Sentimen
Netral (98%)
13 Feb 2024 : 13.08
Informasi Tambahan

Event: Pemilu 2019, Rezim Orde Baru

Tokoh Terkait
Yunus Husein

Yunus Husein

Pemilu 2024 di Tengah Demokrasi yang Rusak, Sistem Bermasalah dan Ongkos Politik Mahal

13 Feb 2024 : 13.08 Views 7

Pikiran-Rakyat.com Pikiran-Rakyat.com Jenis Media: Nasional

Pemilu 2024 di Tengah Demokrasi yang Rusak, Sistem Bermasalah dan Ongkos Politik Mahal

PIKIRAN RAKYAT - Peneliti Perkumpulan untuk Pemilu dan Demokrasi, Usep Hasan Sadikin, menilai, terlalu banyak orang menyimpan harapan besar kalau pemilu berperan signifikan mengubah suatu negara dalam berdemokrasi. Padahal, pemilu hanya salah satu aspek saja dari demokrasi.

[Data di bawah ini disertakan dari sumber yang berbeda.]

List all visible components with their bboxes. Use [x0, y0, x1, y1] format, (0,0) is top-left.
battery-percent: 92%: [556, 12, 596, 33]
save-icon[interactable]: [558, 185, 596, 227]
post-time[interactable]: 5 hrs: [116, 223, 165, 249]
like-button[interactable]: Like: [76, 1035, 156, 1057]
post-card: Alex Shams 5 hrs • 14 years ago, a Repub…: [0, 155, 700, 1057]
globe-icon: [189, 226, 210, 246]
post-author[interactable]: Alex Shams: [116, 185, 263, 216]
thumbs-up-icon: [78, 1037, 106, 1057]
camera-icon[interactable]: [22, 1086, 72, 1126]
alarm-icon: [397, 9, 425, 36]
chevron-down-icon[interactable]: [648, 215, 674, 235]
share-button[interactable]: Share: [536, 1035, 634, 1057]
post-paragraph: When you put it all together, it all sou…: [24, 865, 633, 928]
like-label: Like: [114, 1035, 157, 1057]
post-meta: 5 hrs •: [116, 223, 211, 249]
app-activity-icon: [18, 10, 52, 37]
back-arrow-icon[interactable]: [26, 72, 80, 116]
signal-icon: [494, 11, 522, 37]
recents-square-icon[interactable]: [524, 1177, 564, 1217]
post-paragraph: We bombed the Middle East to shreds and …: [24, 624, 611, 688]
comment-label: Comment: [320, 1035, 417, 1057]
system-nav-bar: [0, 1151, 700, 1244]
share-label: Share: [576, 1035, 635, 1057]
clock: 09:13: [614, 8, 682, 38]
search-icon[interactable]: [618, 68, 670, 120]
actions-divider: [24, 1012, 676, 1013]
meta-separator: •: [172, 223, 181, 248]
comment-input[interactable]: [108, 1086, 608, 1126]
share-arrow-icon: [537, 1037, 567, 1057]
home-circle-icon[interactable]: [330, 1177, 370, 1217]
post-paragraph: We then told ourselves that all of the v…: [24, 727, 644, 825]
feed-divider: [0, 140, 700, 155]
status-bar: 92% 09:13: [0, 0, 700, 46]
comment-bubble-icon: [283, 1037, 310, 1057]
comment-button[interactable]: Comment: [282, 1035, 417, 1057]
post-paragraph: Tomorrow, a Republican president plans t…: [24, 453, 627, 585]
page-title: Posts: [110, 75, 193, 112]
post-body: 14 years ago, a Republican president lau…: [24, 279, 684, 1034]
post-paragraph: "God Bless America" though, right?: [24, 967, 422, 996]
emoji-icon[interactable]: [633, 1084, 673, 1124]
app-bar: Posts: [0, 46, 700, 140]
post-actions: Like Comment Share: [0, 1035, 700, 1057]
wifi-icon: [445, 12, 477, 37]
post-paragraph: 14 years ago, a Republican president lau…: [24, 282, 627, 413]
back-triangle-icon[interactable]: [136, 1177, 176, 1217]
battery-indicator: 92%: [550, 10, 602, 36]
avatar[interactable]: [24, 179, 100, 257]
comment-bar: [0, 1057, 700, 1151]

"Sehingga, bila kita melihat pemilu yang sekarang ini, jangan dilepaskan dari konteks demokrasi Indonesia yang trennya turun secara signifikan," tuturnya, Jumat, 9 Februari 2024.

Menurutnya, sejak tahun 2009 hingga sekarang, situasi demokrasi di Indonesia mengalami tren penurunan yang signifikan. Mengutip lembaga pemeringkat demokrasi seperti The Economist Democracy Index dan Freedom House Democracy Index, beberapa tahun ke belakang, Indonesia sempat dikenal sebagai negara dengan kategori demokrasi sepenuhnya.

Namun, semakin ke sini, predikat demokrasi Indonesia menurun sehingga disebut 'demokrasi setengah hati', 'demokrasi yang sakit', atau bahkan 'demokrasi yang cacat'.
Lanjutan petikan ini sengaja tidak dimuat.